Mając powyższe na uwadze i w konsekwencji uznając apelację Zakładu (...) Sp. z o.o. we W. za bezzasadną, Sąd Okręgowy we Włocławku, nie podzielając stanowiska strony powodowej zawartej w wywiedzionym środku odwoławczym, na podstawie art. 385 kpc orzekł jak w sentencji uzasadnianego wyroku.

O kosztach zastępstwa procesowego za drugą instancję Sąd Okręgowy orzekł w oparciu o zasadę kosztów celowych i odpowiedzialności za wynik procesu na podstawie art. 98 kpc in fine w zw. z art. 108 § 1 kpc w zw. z art. 391 § 1 zd. 1 kpc, mając nadto na uwadze złożony w trybie art. 109 § 1 kpc wniosek fachowego pełnomocnika pozwanego-powoda wzajemnego zgłoszony w odpowiedzi na apelację, a także na podstawie § 12 ust. 1 pkt 1 rozporządzenia Ministra Sprawiedliwości z dnia 28 września 2002 roku w sprawie opłat za czynności radców prawnych oraz ponoszenia przez Skarb Państwa kosztów pomocy prawnej udzielonej przez radcę prawnego ustanowionego z urzędu (tekst jednolity Dz.
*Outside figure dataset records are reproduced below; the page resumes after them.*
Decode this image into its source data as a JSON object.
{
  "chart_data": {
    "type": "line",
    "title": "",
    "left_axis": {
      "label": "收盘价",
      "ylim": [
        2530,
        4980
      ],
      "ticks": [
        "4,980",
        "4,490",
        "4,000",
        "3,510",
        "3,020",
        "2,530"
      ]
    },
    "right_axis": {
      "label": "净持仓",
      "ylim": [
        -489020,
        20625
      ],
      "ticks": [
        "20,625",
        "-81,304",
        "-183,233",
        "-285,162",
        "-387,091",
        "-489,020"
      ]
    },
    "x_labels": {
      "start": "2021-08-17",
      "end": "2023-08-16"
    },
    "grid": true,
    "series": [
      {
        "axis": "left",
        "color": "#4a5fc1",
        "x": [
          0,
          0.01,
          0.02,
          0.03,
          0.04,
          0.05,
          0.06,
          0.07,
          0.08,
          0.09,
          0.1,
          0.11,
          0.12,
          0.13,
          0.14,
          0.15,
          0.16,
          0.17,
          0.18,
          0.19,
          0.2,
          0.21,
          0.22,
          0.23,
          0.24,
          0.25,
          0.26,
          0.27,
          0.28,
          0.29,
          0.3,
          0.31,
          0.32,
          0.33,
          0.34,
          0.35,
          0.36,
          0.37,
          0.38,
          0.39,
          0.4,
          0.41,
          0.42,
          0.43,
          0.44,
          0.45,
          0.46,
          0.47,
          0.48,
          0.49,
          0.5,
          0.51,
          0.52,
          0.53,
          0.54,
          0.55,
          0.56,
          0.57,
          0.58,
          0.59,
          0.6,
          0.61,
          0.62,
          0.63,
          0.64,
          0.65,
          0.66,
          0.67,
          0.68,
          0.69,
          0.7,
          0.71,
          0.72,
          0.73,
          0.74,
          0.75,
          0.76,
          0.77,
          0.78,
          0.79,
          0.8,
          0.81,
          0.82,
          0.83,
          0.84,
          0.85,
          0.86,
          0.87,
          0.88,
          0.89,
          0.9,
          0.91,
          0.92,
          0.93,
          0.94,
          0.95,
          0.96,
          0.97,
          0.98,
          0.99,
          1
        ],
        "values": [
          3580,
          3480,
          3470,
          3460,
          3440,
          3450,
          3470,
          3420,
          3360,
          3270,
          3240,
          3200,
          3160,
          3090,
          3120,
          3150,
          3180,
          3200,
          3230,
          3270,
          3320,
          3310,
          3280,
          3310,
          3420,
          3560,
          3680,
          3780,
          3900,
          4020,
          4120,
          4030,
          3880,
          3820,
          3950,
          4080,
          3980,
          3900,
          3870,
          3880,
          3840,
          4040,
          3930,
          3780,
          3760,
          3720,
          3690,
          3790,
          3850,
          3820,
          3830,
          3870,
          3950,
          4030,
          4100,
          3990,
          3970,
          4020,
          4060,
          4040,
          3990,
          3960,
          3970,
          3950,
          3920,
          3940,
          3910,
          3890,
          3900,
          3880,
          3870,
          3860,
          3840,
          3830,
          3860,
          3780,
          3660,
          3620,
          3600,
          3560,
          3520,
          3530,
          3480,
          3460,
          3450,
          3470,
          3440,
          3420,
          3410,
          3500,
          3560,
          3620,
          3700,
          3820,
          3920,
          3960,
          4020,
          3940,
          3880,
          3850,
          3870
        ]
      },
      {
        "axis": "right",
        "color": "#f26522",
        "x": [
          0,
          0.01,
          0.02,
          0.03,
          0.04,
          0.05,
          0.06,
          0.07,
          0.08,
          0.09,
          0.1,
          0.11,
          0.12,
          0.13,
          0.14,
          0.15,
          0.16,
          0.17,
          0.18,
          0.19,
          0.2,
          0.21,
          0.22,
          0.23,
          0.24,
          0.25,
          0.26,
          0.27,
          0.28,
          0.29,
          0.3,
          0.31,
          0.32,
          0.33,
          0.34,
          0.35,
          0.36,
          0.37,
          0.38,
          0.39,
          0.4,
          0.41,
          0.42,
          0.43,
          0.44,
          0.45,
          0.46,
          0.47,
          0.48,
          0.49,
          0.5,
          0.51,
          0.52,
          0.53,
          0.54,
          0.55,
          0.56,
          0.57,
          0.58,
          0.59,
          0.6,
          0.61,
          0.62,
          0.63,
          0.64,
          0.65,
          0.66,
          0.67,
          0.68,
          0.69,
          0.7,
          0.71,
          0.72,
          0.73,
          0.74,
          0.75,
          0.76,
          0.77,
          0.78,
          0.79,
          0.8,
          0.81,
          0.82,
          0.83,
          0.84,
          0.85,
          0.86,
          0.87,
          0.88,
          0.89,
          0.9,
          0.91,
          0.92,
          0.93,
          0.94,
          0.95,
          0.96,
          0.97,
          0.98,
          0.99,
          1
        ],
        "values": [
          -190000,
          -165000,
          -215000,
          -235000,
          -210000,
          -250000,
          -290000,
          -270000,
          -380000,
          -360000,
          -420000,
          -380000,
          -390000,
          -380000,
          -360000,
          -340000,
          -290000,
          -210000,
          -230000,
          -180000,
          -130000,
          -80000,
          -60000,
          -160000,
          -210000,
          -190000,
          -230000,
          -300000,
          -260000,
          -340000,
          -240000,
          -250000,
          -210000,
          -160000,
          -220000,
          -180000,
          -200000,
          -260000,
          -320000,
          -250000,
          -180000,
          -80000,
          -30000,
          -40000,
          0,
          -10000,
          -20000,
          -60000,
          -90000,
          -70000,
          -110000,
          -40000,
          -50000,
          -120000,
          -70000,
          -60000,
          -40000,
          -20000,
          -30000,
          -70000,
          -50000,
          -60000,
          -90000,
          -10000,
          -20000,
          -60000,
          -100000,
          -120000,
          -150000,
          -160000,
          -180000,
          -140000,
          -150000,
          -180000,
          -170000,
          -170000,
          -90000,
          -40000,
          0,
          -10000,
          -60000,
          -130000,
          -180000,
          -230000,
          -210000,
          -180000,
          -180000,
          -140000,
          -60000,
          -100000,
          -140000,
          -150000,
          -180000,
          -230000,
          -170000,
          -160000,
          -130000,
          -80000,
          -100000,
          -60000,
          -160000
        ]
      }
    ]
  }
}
U. z 2013 roku, poz. 490) w zw. z § 11 ust. 1 pkt 2 w zw. z § 6 pkt 6 przedmiotowego rozporządzenia i w konsekwencji zasądził od strony ,,przegrywającej” postępowanie w sprawie, w tym także odwoławcze, tj. powoda Zakładu (...) Sp. z o.o.we W.(jego uznano za stronę przegrywającą sprawę albowiem powództwo wzajemne strony przeciwnej uwzględniono, jego powództwo oraz apelację w całości oddalono), na rzecz strony ,,wygrywającej” postępowanie odwoławcze, tj. pozwanego B. K., kwotę 1350 złotych. Rozstrzygając w omawianym zakresie uwzględniono niezbędny nakład pracy pełnomocnika, czynności podjęte przez niego w sprawie, charakter sprawy i wkład pełnomocnika w przyczynienie się do jej wyjaśnienia i rozstrzygnięcia.